Fatshark has released their sequel to Warhammer: End Times – Vermintide, and Vermintide 2 offers more of the squad-based combat that made the original game so popular. Currently exclusive to PC, we took the sequel for a few rounds. And then some more.
Update: and then we played the Xbox One version when that came out 🙂
It’s been almost three years since we first heard about Vermintide, the videogame adaptation. In the summer of 2015 we had our first hands on session with the game, which immediately exposed how important it is to actually cooperate if you don’t want to have your game end prematurely. About twenty minutes into what was supposed to be a thirty minute mission, it suddenly was all over – but everyone was ready to go again and not make the same mistakes a second time.
That experience carried over to the final game perfectly, and it’s still here for the sequel. Four man teams still head into battle, and still have to play to each others’ strengths in order to succeed. In that sense, it takes the formula that Left 4 Dead made popular over a decade ago and brings it to a new generation of hardware and gamers – although I’m sure many former Left 4 Dead players have already flocked to Vermintide by now.
On the hero side, you’re looking at a choice between five different heroes – though things diversify further once you get into the game and start developing them. This happens through the ‘career options’ the game offers, which essentially give you sub-classes to choose from. This will (or at least should) affect your other choices as well, including which weapons to take into combat. Vermintide 2 has over fifty different weapon types, and although many of them are of the ranged variety you’ll definitely want a melee weapon in combat as well. The Skaven are back, and they WILL swarm you and get close.
The Skaven aren’t alone this time around though, as they’re joined forces with the Chaos warriors. These enemies are fewer in numbers, but make up for it in strength and their defensive capabilities. This is probably the biggest game-changer in Vermintide 2, as it forces you to cooperate in new ways and mix up your tactics dynamically depending on the foes you’re currently fighting. Where the first Vermintide game often had team members focusing on different waves of Skaven warriors, here you’ll find a greater need to join forces when Chaos soldiers start attacking your team.
Also making battles more dynamic is the “heroic deeds system”. These are feats you can pull off, but in reality they’re temporary game-changers that give you mini quests that provide greater risks with a chance to also reap greater rewards.
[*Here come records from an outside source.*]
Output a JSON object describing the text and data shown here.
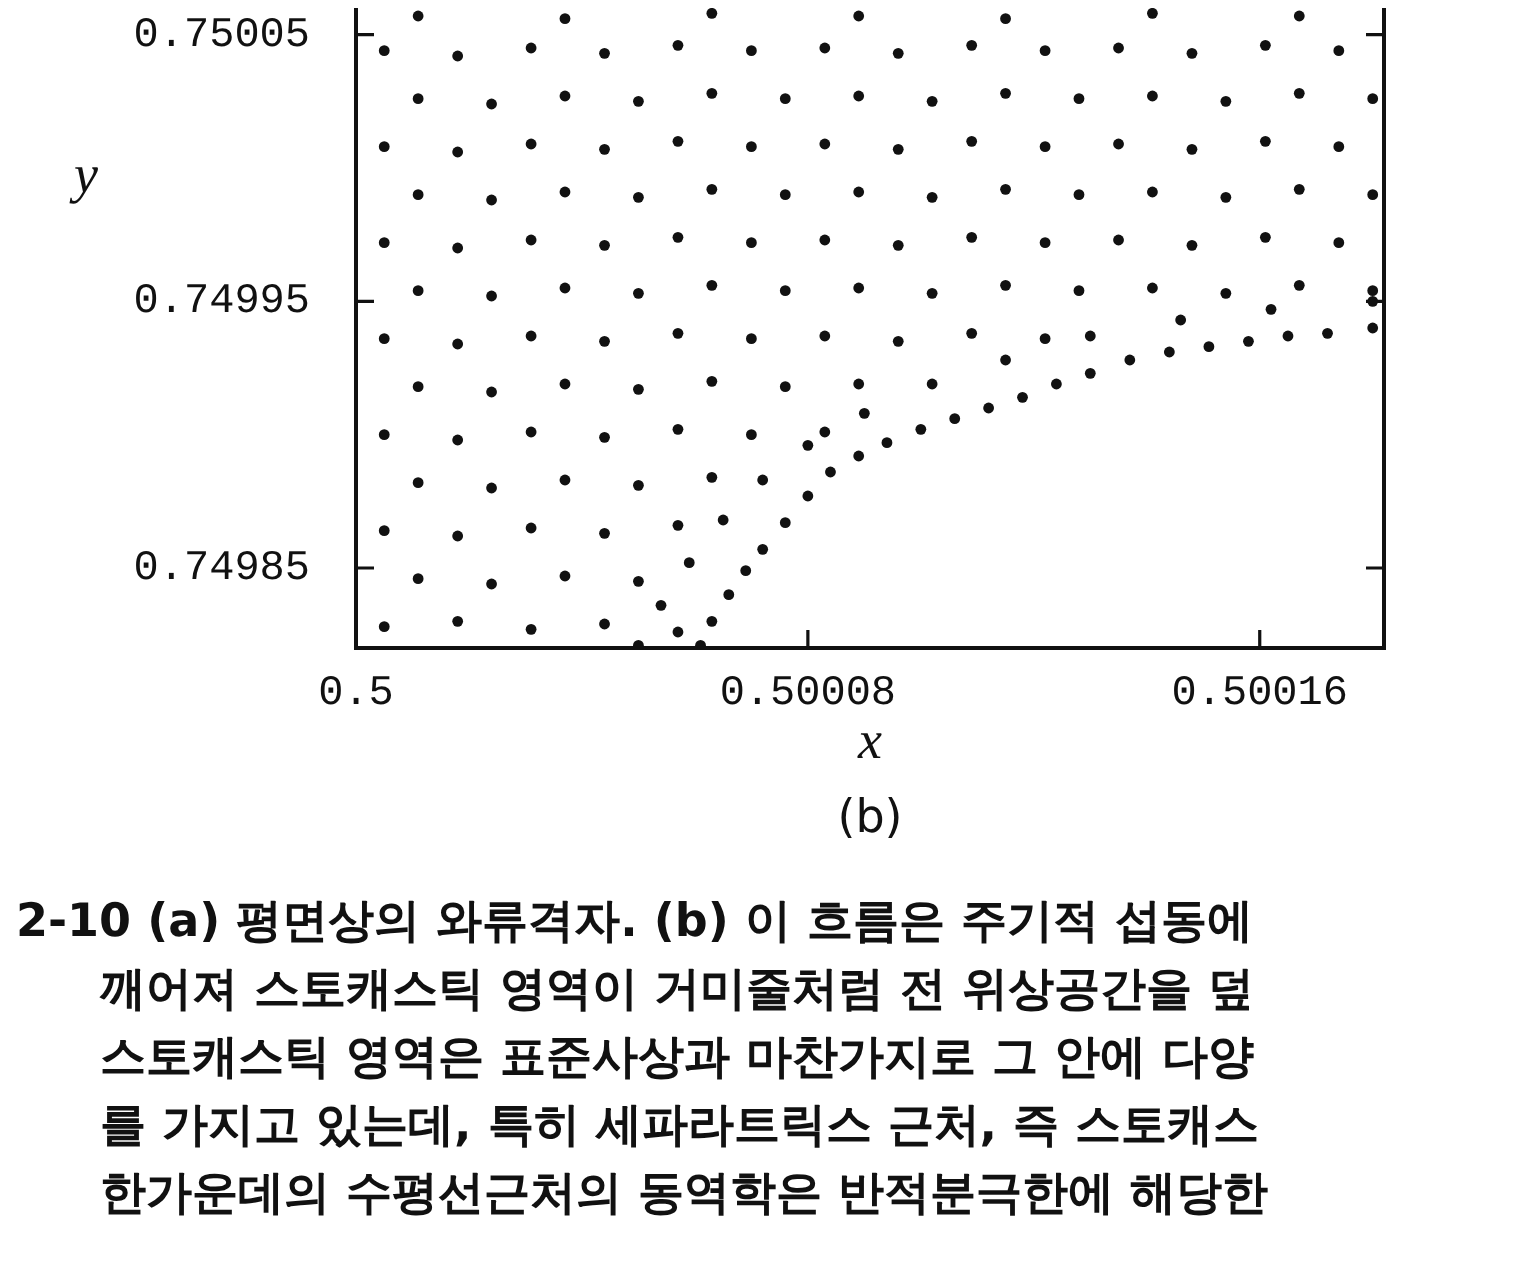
{
  "chart_data": {
    "type": "scatter",
    "xlabel": "x",
    "ylabel": "y",
    "marker": "circle",
    "xlim": [
      0.5,
      0.500182
    ],
    "ylim": [
      0.74982,
      0.75006
    ],
    "xticks": [
      0.5,
      0.50008,
      0.50016
    ],
    "yticks": [
      0.74985,
      0.74995,
      0.75005
    ],
    "annotations": [
      "(b)",
      "2-10 (a) 평면상의 와류격자. (b) 이 흐름은 주기적 섭동에",
      "깨어져 스토캐스틱 영역이 거미줄처럼 전 위상공간을 덮",
      "스토캐스틱 영역은 표준사상과 마찬가지로 그 안에 다양",
      "를 가지고 있는데, 특히 세파라트릭스 근처, 즉 스토캐스",
      "한가운데의 수평선근처의 동역학은 반적분극한에 해당한"
    ],
    "series": [
      {
        "color": "#111111",
        "x": [
          0.500005,
          0.500018,
          0.500031,
          0.500044,
          0.500057,
          0.500011,
          0.500024,
          0.500037,
          0.50005,
          0.500005,
          0.500018,
          0.500031,
          0.500044,
          0.500057,
          0.500011,
          0.500024,
          0.500037,
          0.50005,
          0.500063,
          0.500005,
          0.500018,
          0.500031,
          0.500044,
          0.500057,
          0.50007,
          0.500083,
          0.500011,
          0.500024,
          0.500037,
          0.50005,
          0.500063,
          0.500076,
          0.500089,
          0.500005,
          0.500018,
          0.500031,
          0.500044,
          0.500057,
          0.50007,
          0.500083,
          0.500096,
          0.500109,
          0.500122,
          0.500011,
          0.500024,
          0.500037,
          0.50005,
          0.500063,
          0.500076,
          0.500089,
          0.500102,
          0.500115,
          0.500128,
          0.500141,
          0.500154,
          0.500167,
          0.50018,
          0.500005,
          0.500018,
          0.500031,
          0.500044,
          0.500057,
          0.50007,
          0.500083,
          0.500096,
          0.500109,
          0.500122,
          0.500135,
          0.500148,
          0.500161,
          0.500174,
          0.500011,
          0.500024,
          0.500037,
          0.50005,
          0.500063,
          0.500076,
          0.500089,
          0.500102,
          0.500115,
          0.500128,
          0.500141,
          0.500154,
          0.500167,
          0.50018,
          0.500005,
          0.500018,
          0.500031,
          0.500044,
          0.500057,
          0.50007,
          0.500083,
          0.500096,
          0.500109,
          0.500122,
          0.500135,
          0.500148,
          0.500161,
          0.500174,
          0.500011,
          0.500024,
          0.500037,
          0.50005,
          0.500063,
          0.500076,
          0.500089,
          0.500102,
          0.500115,
          0.500128,
          0.500141,
          0.500154,
          0.500167,
          0.50018,
          0.500005,
          0.500018,
          0.500031,
          0.500044,
          0.500057,
          0.50007,
          0.500083,
          0.500096,
          0.500109,
          0.500122,
          0.500135,
          0.500148,
          0.500161,
          0.500174,
          0.500011,
          0.500037,
          0.500063,
          0.500089,
          0.500115,
          0.500141,
          0.500167
        ],
        "values": [
          0.749828,
          0.74983,
          0.749827,
          0.749829,
          0.749826,
          0.749846,
          0.749844,
          0.749847,
          0.749845,
          0.749864,
          0.749862,
          0.749865,
          0.749863,
          0.749866,
          0.749882,
          0.74988,
          0.749883,
          0.749881,
          0.749884,
          0.7499,
          0.749898,
          0.749901,
          0.749899,
          0.749902,
          0.7499,
          0.749901,
          0.749918,
          0.749916,
          0.749919,
          0.749917,
          0.74992,
          0.749918,
          0.749919,
          0.749936,
          0.749934,
          0.749937,
          0.749935,
          0.749938,
          0.749936,
          0.749937,
          0.749935,
          0.749938,
          0.749936,
          0.749954,
          0.749952,
          0.749955,
          0.749953,
          0.749956,
          0.749954,
          0.749955,
          0.749953,
          0.749956,
          0.749954,
          0.749955,
          0.749953,
          0.749956,
          0.749954,
          0.749972,
          0.74997,
          0.749973,
          0.749971,
          0.749974,
          0.749972,
          0.749973,
          0.749971,
          0.749974,
          0.749972,
          0.749973,
          0.749971,
          0.749974,
          0.749972,
          0.74999,
          0.749988,
          0.749991,
          0.749989,
          0.749992,
          0.74999,
          0.749991,
          0.749989,
          0.749992,
          0.74999,
          0.749991,
          0.749989,
          0.749992,
          0.74999,
          0.750008,
          0.750006,
          0.750009,
          0.750007,
          0.75001,
          0.750008,
          0.750009,
          0.750007,
          0.75001,
          0.750008,
          0.750009,
          0.750007,
          0.75001,
          0.750008,
          0.750026,
          0.750024,
          0.750027,
          0.750025,
          0.750028,
          0.750026,
          0.750027,
          0.750025,
          0.750028,
          0.750026,
          0.750027,
          0.750025,
          0.750028,
          0.750026,
          0.750044,
          0.750042,
          0.750045,
          0.750043,
          0.750046,
          0.750044,
          0.750045,
          0.750043,
          0.750046,
          0.750044,
          0.750045,
          0.750043,
          0.750046,
          0.750044,
          0.750057,
          0.750056,
          0.750058,
          0.750057,
          0.750056,
          0.750058,
          0.750057
        ]
      },
      {
        "color": "#111111",
        "x": [
          0.500061,
          0.500063,
          0.500066,
          0.500069,
          0.500072,
          0.500076,
          0.50008,
          0.500084,
          0.500089,
          0.500094,
          0.5001,
          0.500106,
          0.500112,
          0.500118,
          0.500124,
          0.50013,
          0.500137,
          0.500144,
          0.500151,
          0.500158,
          0.500165,
          0.500172,
          0.50018
        ],
        "values": [
          0.749821,
          0.74983,
          0.74984,
          0.749849,
          0.749857,
          0.749867,
          0.749877,
          0.749886,
          0.749892,
          0.749897,
          0.749902,
          0.749906,
          0.74991,
          0.749914,
          0.749919,
          0.749923,
          0.749928,
          0.749931,
          0.749933,
          0.749935,
          0.749937,
          0.749938,
          0.74994
        ]
      },
      {
        "color": "#111111",
        "x": [
          0.50005,
          0.500054,
          0.500059,
          0.500065,
          0.500072,
          0.50008,
          0.50009,
          0.500102,
          0.500115,
          0.50013,
          0.500146,
          0.500162,
          0.50018
        ],
        "values": [
          0.749821,
          0.749836,
          0.749852,
          0.749868,
          0.749883,
          0.749896,
          0.749908,
          0.749919,
          0.749928,
          0.749937,
          0.749943,
          0.749947,
          0.74995
        ]
      }
    ]
  }
}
And speaking of rewards, there’s also no escaping Vermintide 2’s loot system – which we felt could mess with the flow of the game a little too much. Part of that is that there’s too much to deal with in terms of leveling up/developing your character, and often the payoff isn’t really worth it – or at least it doesn’t feel like it. I realize that part of that’s personal preference, as I’m not into crafting mechanics and also couldn’t care less about cosmetic upgrades – and Vermintide 2 has both. But even if you’re into these elements, the loot box system could definitely be optimized – which my fellow players were also keen to point out. At least Fatshark didn’t implement a microtransaction system, which is a big plus.
What’s also an asset to Vermintide 2 is that you don’t need much in the way or background knowledge on the Warhammer universe. In games likes Mordheim, it pays to have table top experience – but in Vermintide it’s really just used for the setting, making the game more accessible to team coop gamers. That’s not to say that the game is a walk in the park, since it’s actually extremely challenging due to the need to develop team tactics and the game’s knack for mixing things up in terms of enemy positions, formations and attack patterns.
Of course, many of these elements were also present in the first Vermintide game, which sparked some discussion on our end about how happy we would have been had Fatshark just released more DLC for that game instead. At the end of that discussion, we decided that unless they had added more races to the original game, the sequel is very much worth it. The new locations are something we already got from Vermintide’s DLC expansions, but the Chaos warriors mix up the core gameplay enough to make the game feel fresh and force us to reinvent our own strategies.
Update (July ’18): Having now played the game on Xbox One as well, it’s clear that Fatshark learned a lot from porting the first title to consoles. The process has been quicker this time around, and the experience is very similar to what you get on PC. Vermintide 2’s been popular and Fatshark hasn’t tweaked the formula much as a result, which unfortunately also means that the crafting/modding/rpg part of the game is still there in full effect – it’s just too much time spent in a UI for me, especially on a console. Still, plenty of gamers out there don’t object, so it’s probably just me. Performance on Xbox One is excellent and the game’s still every bit as good, so the score above stands.